Ambition

En dehors de rêveries d’adolescent où je m’imaginais écrivain ou joueur de football, je n’avais aucun désir assez fort qui ressemblât à de l’ambition. De mes médiocres résultats scolaires je ne pouvais nourrir grand-chose. C’est un lointain parent par alliance qui, me voyant souvent le nez dans des quotidiens ou des revues, me suggéra de devenir journaliste. Je me présentai au concours d’entrée du Centre de formation des journalistes. À ma surprise, je fus admis. Cela me paraissait tellement miraculeux que je me demandai, en arrivant à Paris pour suivre les cours de la première année, si l’école n’allait pas s’apercevoir très vite qu’elle s’était méprise sur mes capacités.

Aussi, remontant à pied, avec ma valise, la rue de Lyon, je décidai de ne pas m’éloigner de la gare. Je louai une chambre mansardée, peu chère, au City Hôtel, d’où je pourrais rejoindre sans tarder la gare de Lyon si l’affaire tournait mal. Ce n’est qu’en deuxième année du CFJ, enfin sûr de moi, que je m’enfonçai dans Paris pour prendre une chambre à proximité de la rue du Louvre.

Devenu un étudiant brillant, je sortis deuxième de ma promotion. Ce classement m’autorisait à briguer un stage dans un journal parisien. Je n’en eus même pas l’idée. Lyonnais, je retournerais à Lyon. C’était mon destin. J’entrai au Progrès où, si je fis quelques articles, pour l’essentiel je mettais en pages les papiers et les photos des correspondants du département de Saône-et-Loire. Quatre mois après, je me brouillai avec la direction du journal, celle-ci refusant de me libérer pour un stage rémunéré dans les institutions économiques et financières du pays. Car j’eus l’ambition de devenir un journaliste spécialisé dans l’économie. Quelle idée saugrenue ! Alors que Michel Tardieu, mon camarade de promotion, campait avec bonheur à la Caisse des dépôts et consignations, à la Banque de France ou à l’Insee, je m’y ennuyais à mourir.

Grillé à Lyon, il me fallait bien envisager de faire carrière à Paris. On sait que par une chance réellement extraordinaire j’entrai au Figaro littéraire. La chance n’a cessé ensuite de m’accompagner. Elle m’a tenu lieu d’ambition. Mes articles du Figaro littéraire et du Figaro m’ont valu d’être appelé à France Culture par Roger Vrigny, puis à Europe 1, après quoi mes chroniques de radio, associées à mes activités de journaliste spécialisé dans le livre, ont déclenché chez Jacqueline Baudrier, directrice de la première chaîne, conseillée par Yves Berger et Pierre-Jean Rémy, le désir de me confier une émission littéraire à la télévision.
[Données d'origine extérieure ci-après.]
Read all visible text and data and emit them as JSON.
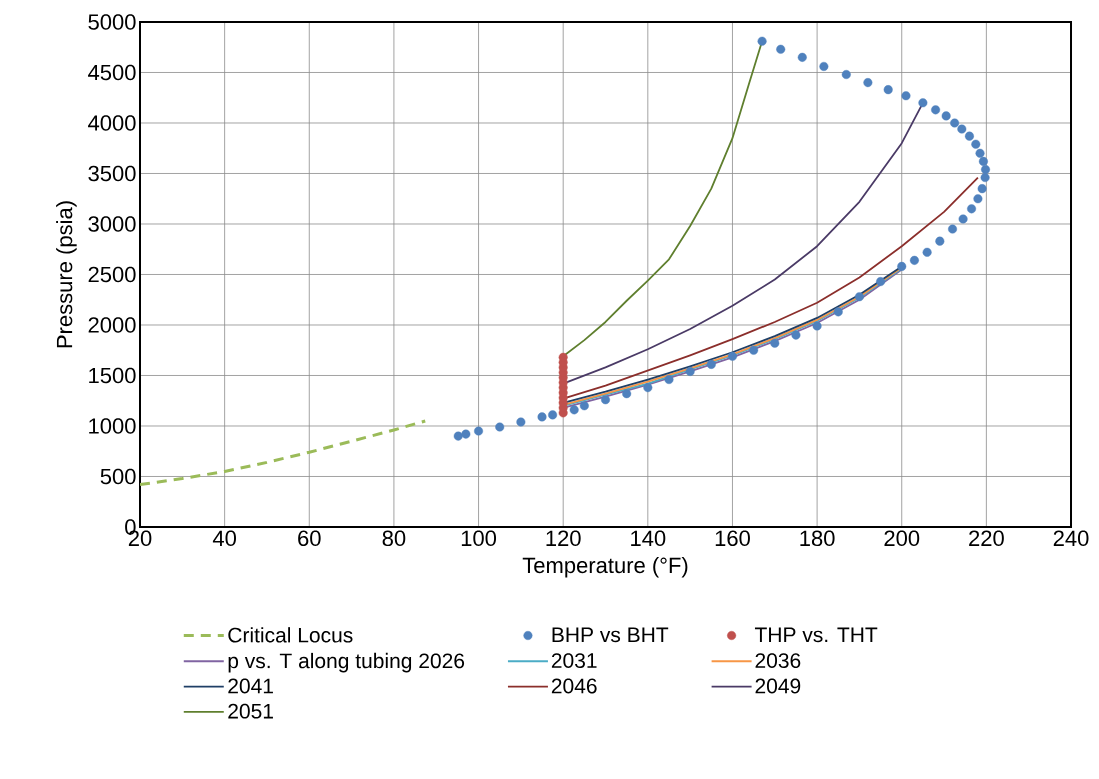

Tout cela s’est enchaîné sur quinze ans sans que j’eusse jamais à tirer des sonnettes. C’est à n’y pas croire !

Ce portrait d’un homme sans ambition, qui ne doit sa réussite qu’à sa bonne étoile, est cependant en partie faux. Car si je n’ai jamais manifesté d’ambition à long terme, avec plan de carrière et postes à conquérir, chaque fois qu’une nouvelle responsabilité m’était proposée, j’y déployais une telle ardeur, tant de combativité, que cette volonté de réussir relevait évidemment de l’ambition. Par le travail je voulais justifier la confiance qui m’avait été accordée et me prouver que j’étais capable de relever le défi. Une idée fixe, une énergie implacable : je devais être irréprochable, efficace, talentueux. Le meilleur.

Mon ambition n’a jamais été tournée vers l’avenir. Elle s’est toujours concentrée, de semaine en semaine, sur le présent.